A couple years ago I encountered the "wisdom" of William Arpaia. I won't cover his history — do a search if you're inclined. One of his "quips" went something like this: Everything I need in life can be found in my own back yard. This led me to think that one of many ways you can characterize people on a fundamental level is those who find comfort in their established ways and see no need to look further vs. those who look beyond and wonder what other ways might be like.
I think back to one of the great epiphanies of my life. I think it must have been in junior high school — say the early 70s. We were studying mythology, Egyptian, Greek, Norse, and so on. It suddenly occurred to me that the people in those ancient societies were every bit as sincere in their beliefs as most Americans are in their Christianity. Same goes for other cultural things like diet, attire, and behavior.
Anyway, at that point in my life I felt a shift within my mind. The world is full of billions of people, and they all have different ways of living, thinking, and believing. And there is no objective criteria to say my ways of living, thinking, or believing are any better than any of the billions of others. I know now that I stumbled upon what is often called Cultural Relativity, a concept that seems to be reviled among American conservatives, who apparently take it as a given that their ways are automatically better than anyone else's. Once I found myself with this new attitude, I suppose there were different ways I could react. I could have huddled in my room and shivered in fear of all the strangeness out there. I could have opted for what is generally termend "tolerance" of other ways. But to me tolerance has a rather negative connotation. When you tolerate something, you put up with it even though you don't like it. That is not at all how I felt. I'm fascinated by differences — I think they're what makes human life so interesting.

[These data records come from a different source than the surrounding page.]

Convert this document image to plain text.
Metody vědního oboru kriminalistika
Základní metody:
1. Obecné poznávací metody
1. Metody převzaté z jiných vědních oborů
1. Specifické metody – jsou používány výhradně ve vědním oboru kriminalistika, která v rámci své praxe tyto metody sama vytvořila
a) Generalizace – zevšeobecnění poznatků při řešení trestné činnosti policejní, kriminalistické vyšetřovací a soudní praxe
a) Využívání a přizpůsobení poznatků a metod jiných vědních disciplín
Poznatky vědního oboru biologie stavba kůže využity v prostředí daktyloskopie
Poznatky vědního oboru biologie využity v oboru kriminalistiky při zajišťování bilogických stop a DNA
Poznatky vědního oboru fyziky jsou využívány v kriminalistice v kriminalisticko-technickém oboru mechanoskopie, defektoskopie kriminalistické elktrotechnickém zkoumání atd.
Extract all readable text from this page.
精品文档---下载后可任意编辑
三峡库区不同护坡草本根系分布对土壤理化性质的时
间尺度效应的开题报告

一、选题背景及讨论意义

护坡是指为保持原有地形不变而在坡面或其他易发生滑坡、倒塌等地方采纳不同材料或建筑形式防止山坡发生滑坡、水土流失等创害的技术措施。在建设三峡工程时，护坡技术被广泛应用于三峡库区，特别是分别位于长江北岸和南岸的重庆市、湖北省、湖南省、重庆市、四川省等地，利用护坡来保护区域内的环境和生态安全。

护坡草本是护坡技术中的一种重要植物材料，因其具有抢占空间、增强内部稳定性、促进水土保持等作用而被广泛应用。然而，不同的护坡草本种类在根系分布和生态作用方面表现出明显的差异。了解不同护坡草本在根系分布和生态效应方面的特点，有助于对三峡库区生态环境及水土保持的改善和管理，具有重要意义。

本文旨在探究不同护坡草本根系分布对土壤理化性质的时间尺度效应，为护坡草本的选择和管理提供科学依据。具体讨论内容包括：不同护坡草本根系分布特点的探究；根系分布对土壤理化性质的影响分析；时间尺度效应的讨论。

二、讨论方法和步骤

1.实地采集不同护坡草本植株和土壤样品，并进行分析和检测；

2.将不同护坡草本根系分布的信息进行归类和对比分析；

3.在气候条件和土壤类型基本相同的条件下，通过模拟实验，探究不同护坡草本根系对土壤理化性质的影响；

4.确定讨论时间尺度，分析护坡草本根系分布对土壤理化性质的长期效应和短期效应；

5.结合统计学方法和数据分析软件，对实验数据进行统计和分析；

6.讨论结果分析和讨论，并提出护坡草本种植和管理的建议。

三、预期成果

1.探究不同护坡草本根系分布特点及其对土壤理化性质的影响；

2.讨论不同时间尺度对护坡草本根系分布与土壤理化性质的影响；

(As an aside, this is a large part of what drew me to science fiction, with its exploration of alien societies and hypothetical human ones.)
I'm not so blindly self-confident that I believe my fascination with human diversity will shield me from the culture shock that lies in my near future. I expect there will be difficulties. But in a way, I'm looking forward to that as well. I am confident it will all make me a better human being. As different as we all are, I really believe that the more we get to know each other, the more we'll find we have in common, in spite of superficial differences. Call me a fool for believing something like that if you like, but I think it's true.